About a quarter of these high priority violators appear on an internal EPA “watch list ” that includes serious or chronic polluters that have faced no formal enforcement action for nine months or more. Until now, the list has not been made public. The latest version, dated September 2011, shows the names and locations of 383 industrial, commercial, military and municipal facilities, from oil refineries and steel mills to pharmaceutical manufacturers, incinerators and cement kilns. Many of these facilities bombard communities in Texas, Iowa, New York, Arizona, Oklahoma and other states with solvents that can cause cancer, metals that can cause brain damage, or other contaminants.

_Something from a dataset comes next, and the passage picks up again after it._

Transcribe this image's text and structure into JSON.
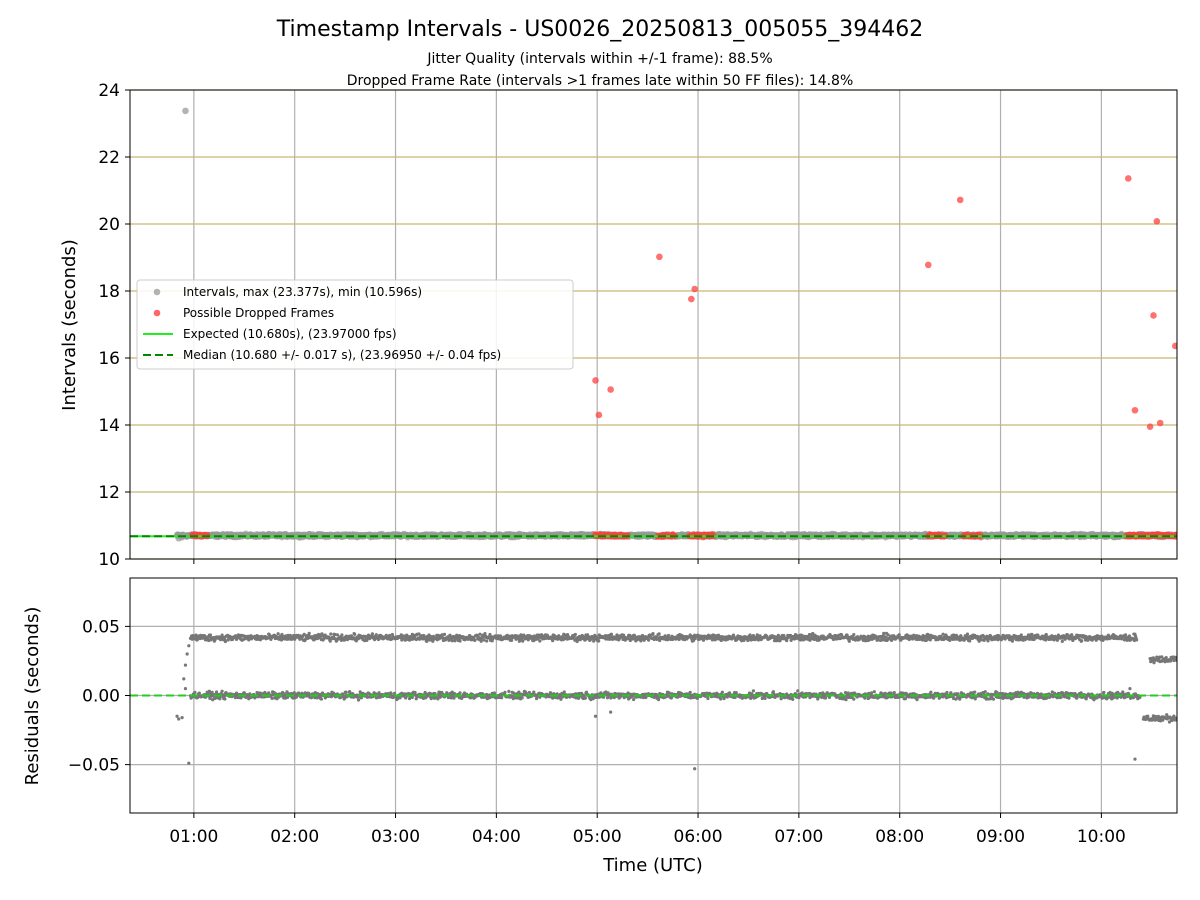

“There are still places in the country that are overburdened with toxic pollution,” Cynthia Giles , the EPA’s assistant administrator for enforcement and compliance assurance, acknowledged in an interview with iWatch News and NPR.
And the first of NPR’s stories reports:
The system Congress set up 21 years ago to clean up toxic air pollution still leaves many communities exposed to risky concentrations of benzene, formaldehyde, mercury and many other hazardous chemicals.
Pollution violations at more than 1,600 plants across the country were serious enough that the government believes they require urgent action, according to an analysis of EPA data by NPR and the Center for Public Integrity. Yet nearly 300 of those facilities have been considered “high priority violators” of the Clean Air Act by the Environmental Protection Agency for at least a decade.
About a quarter of those 1,600 violators are on an internal EPA “watch list,” which the agency has kept secret until now.
EPA estimates facilities across the country emit 40 percent less toxic emissions in 2005 than they did in 1990, but toxic air pollution has persisted in communities like Ponca City, Okla., Hayden, Ariz., Tonawanda, N.Y., and Muscatine, Iowa.
“I don’t think it’s a great deal of comfort to tell somebody whose kids may develop brain damage or the adults in the neighborhood who may get cancer that overall we’re reducing toxic air pollutants. It doesn’t help them,” says Rep. Henry Waxman, D-Calif., an author of the 1990 update to the Clean Air Act. “What will help them is that the industries that are in their area actually control the pollution and stop poisoning the people.”
Cleanups, however, have been delayed by tension between the EPA and state environment programs, budget cuts and a system that allows companies to estimate their own toxic emissions.